The general form for using limit and offset looks like this:

{
    "limit": 25,
    "offset": 50
}
Recommendation

It's strongly recommended to use limit/offset and perform multiple queries instead of fetching all rows to client side and navigate the result from there.

Notice that offset requires an limit. If offset is defined without limit, then 25 is assumed as default limit:

{
    "offset": 50
}

The default offset is (obvious) the number zero. Using limit without offset is slightly faster, but hardly noticable:

{
    "limit": 25
}
Pagination

Navigating query result is simple on client side.
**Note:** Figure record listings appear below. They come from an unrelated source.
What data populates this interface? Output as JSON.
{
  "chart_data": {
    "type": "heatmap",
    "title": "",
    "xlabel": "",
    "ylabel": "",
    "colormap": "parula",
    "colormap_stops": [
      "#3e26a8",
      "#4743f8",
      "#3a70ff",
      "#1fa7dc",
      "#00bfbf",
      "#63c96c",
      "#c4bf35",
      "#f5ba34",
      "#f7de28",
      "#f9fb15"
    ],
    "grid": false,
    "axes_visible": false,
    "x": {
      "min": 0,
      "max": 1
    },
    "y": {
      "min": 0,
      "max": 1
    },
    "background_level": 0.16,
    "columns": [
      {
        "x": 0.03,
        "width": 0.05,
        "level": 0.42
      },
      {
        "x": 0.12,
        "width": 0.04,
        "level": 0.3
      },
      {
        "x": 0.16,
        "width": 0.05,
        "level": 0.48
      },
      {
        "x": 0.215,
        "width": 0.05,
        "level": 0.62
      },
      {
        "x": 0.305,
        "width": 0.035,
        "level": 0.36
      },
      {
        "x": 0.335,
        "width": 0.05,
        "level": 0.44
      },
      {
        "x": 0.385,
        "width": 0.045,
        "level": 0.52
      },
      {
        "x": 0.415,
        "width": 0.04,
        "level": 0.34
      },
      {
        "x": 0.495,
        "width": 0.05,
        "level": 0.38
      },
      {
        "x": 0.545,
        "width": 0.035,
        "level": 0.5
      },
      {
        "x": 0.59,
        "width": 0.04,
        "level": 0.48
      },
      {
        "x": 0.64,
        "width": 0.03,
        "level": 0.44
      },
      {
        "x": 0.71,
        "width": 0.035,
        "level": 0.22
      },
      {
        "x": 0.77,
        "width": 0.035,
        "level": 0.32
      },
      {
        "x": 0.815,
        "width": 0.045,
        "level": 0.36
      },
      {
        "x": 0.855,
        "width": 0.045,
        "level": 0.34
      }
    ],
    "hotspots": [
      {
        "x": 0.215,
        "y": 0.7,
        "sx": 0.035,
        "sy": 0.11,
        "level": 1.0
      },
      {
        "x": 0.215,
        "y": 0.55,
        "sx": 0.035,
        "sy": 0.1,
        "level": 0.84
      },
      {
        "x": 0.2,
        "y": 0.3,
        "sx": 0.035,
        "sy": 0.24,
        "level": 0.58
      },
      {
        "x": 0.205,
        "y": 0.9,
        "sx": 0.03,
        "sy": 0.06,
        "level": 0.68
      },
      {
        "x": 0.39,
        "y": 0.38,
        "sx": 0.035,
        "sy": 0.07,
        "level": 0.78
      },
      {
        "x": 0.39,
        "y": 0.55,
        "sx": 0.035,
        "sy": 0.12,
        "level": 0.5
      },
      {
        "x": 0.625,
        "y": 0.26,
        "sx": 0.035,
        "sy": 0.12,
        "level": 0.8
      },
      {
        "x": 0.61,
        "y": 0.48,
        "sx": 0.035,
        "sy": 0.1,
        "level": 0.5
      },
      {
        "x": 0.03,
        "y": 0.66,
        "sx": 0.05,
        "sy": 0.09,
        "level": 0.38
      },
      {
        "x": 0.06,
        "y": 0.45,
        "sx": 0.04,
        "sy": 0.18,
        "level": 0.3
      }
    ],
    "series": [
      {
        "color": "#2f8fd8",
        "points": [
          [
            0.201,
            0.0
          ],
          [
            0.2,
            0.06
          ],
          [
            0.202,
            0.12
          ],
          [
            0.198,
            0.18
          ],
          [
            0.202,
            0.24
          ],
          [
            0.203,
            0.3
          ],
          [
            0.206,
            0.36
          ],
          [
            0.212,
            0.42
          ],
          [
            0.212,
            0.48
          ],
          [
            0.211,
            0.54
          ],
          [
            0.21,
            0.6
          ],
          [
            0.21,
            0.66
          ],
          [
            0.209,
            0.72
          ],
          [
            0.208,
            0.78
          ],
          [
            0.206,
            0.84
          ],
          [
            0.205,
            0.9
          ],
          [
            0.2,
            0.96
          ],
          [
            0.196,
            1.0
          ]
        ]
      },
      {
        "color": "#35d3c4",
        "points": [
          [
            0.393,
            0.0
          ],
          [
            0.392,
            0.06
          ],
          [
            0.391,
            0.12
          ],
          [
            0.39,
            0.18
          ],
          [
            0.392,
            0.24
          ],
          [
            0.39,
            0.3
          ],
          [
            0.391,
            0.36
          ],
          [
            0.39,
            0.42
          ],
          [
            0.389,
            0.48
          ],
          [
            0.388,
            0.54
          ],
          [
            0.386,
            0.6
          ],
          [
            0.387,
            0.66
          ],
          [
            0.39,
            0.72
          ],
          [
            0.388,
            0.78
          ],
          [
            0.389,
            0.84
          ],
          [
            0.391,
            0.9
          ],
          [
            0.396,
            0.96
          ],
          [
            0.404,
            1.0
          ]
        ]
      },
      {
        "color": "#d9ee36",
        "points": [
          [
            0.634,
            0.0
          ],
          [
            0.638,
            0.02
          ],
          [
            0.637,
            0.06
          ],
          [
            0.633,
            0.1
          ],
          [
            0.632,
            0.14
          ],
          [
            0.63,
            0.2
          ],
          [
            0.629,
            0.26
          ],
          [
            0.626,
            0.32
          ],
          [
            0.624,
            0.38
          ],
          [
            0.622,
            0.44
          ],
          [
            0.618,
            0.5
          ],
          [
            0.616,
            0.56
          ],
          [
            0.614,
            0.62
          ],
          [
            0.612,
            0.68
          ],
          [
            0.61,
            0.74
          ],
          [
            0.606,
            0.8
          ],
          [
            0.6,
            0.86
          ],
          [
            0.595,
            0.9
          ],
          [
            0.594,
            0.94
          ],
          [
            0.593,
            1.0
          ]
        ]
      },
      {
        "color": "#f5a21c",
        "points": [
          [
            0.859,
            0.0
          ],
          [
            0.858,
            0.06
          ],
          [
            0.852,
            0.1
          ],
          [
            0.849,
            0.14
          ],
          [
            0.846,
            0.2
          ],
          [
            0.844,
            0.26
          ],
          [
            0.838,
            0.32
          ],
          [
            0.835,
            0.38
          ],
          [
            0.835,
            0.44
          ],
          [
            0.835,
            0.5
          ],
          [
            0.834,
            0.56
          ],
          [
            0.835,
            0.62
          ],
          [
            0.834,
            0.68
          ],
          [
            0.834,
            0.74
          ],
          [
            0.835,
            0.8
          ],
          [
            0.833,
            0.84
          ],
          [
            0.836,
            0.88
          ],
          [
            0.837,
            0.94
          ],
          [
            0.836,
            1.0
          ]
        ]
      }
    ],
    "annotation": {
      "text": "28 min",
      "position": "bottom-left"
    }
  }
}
Define your JSON structure and increment/decrement its offset value in response to back/forward navigation before fetching data for the view:

curl -XPOST http://chemgps.bmc.uu.se/batchelor/api/molecules/?pretty=1 -d '{"select":["rowid","smiles","name"],"match":{"smiles":"CCC"},"limit":5,"offset":15,"fuzzy":true}'
{
    "status": "success",
    "result": [
        {
            "rowid": "266",
            "smiles": "C1(C(=C(C(O1)=O)C)C(C2(C(CCC=C2C=O)C)C)OC(C(C)=CC)=O)O",
            "name": "10Ast01Sen-Asteraceae"
        },
        {
            "rowid": "267",
            "smiles": "C1(C(=C(C(O1)=O)C)C(C2(C(CCC=C2C=O)C)C)OC(CC(C)C)=O)O",
            "name": "10Ast01Sen-Asteraceae"
        },
        {
            "rowid": "269",
            "smiles": "C1C(CC=C(CCC(O)C)C(C1)C)C(C(O)=O)=C",
            "name": "10Ast01Sen-Asteraceae"
        },
        {
            "rowid": "270",
            "smiles": "C1(CC=C(CCC(=O)C)C(CC1)C)C(C(=O)O)=C",
            "name": "10Ast01Sen-Asteraceae"
        },
        {
            "rowid": "289",
            "smiles": "C12(C(C(C(O1)=O)C)C(C3(C(C2)CCC(C3C)O)C)OC(C(C)=CC)=O)OC",
            "name": "10Ast01Sen-Asteraceae"
        }
    ]
}

When using limit and offset, then current page is simply given by floor(offset/limit).

Counting matches (count)

The count section was added to provide an easy way to find out the number of rows matched by an request by simply setting the count member to true.

Let's say you have an JSON object for query result according to your preferences (possibly containing all other section types like select, match, limit and so on).

To find out the number of matches without query the result you can append the count field and ask the server how many rows it would match:

curl -XPOST http://chemgps.bmc.uu.se/batchelor/api/molecules/?pretty=1 -d '{"select":["rowid","smiles","name"],"match":{"smiles":"CCC*"},"limit":10,"offset":25,"count":true}'
{
    "status": "success",
    "result": [
        {
            "matched": "87254"
        }
    ]
}

Setting count to false will make the server ignore it and return the normal result response based on you query options:

{
    "select": [
        "rowid",
        "smiles",
        "name"
    ],
    "match": {
        "smile": "CCC"
    },
    "limit": 10,
    "offset": 25,
    "count": false
}

Notice that limit and offset has no influence on the matched value returned when count is true.